Round 18--Gans landed several jabs on the damaged nose. In a corner both landed and then at long range Gans sent a swift right to the throat.

Round 19--Daly was the first to start things with a left on the forehead. Daly rushed and Joe got away only to turn quickly and hammer Jack's nose. Daly reached the neck with a heavy jolt.

Round 20--Daly promptly rushed. Gans just stepped aside and rapped him on the jaw with a beautiful left. Daly tried more rushing until Gans shook him up with a terrific right on the neck, followed with a left on the nose.

Round 21--Daly tried a couple of desperate swings, but the Baltimore man got away, whipping in sharp drives to the face and neck. Then Gans did a little rushing on his own hook and his sharp, cutting blows put Jack on the defensive.

Round 22--Gans met a rush with a heavy right on the chin. Daly got momentum by bounding off the ropes and landed right on Gans's ear.

Round 23--Daly threw in left and right swings on the neck. Gans working both hands on the wind. Daly came again and Gans almost lifted him off his feet with a straight one on the chin. It was Daly's round.

Round 24--Gans seemed slightly tired and let Daly begin operations with the usual rush. Jack bored in with heavy swings, but had to let up when Gans caught him on the jaw with a left. Daly kept on with his attack in the last minute, but his blows were not effective.

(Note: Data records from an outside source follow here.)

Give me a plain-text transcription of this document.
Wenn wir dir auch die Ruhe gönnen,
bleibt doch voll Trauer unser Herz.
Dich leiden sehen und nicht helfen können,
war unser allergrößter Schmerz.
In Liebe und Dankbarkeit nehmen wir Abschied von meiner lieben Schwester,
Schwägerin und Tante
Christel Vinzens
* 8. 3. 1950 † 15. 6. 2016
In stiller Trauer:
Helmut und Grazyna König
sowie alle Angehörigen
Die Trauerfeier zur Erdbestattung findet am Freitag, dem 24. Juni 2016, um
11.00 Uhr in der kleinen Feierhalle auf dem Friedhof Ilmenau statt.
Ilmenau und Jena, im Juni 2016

Round 25--Gans opened with a quick left on the nose. He put another on the same spot and the blood began to flow again. But Daly was full of fight, and with a heavy smash on the eye made Gans retreat. Daly rushed like a tiger all through the round and landed some fine smashes, with the result that Gans was on the defensive at the end. Gans got the decision on points, which was just, but half of the crowd hooted.


1898-12-28 The Brooklyn Daily Eagle (Brooklyn, NY) (page 11)
GANS OUTPOINTS DALY.

Baltimore Boxer Wins the Fight at the Lenox A. C.

Joe Gans of Baltimore received the decision over Jack Daly of Wilmington last night after twenty-five rounds of uninteresting boxing. The decision did not meet with the approval of a large part of the 4,000 spectators in attendance because of the fact that Daly did most of the leading, but they did not seem to take into consideration the fact that Daly's leads were almost invariably blocked by Gans, and that the latter did the forcing, and that his blows were clean and well placed. Daly made a very poor showing and Gans' defensive tactics tended to make the bout at times very tiresome. Gans was by far the cleverer of the two and his defensive work was admirable. The foot work of both men was at times very pretty, but Daly showed the uselessness of good leg work without the ability to back it up with effective hitting powers. His peculiar left chop he was unable to land, Gans blocking it in almost every instance, at the same time stepping inside of his right swing. Gans sent his left repeatedly to the face and
scored a clean knockdown in the second round with a right swing one the jaw. On the whole the work of the Baltimore boxer was remarkably clever and were he more aggressive he would prove a hard proposition for any of the aspirants in his class. Referee White's decision was good and the only one possible under the circumstances.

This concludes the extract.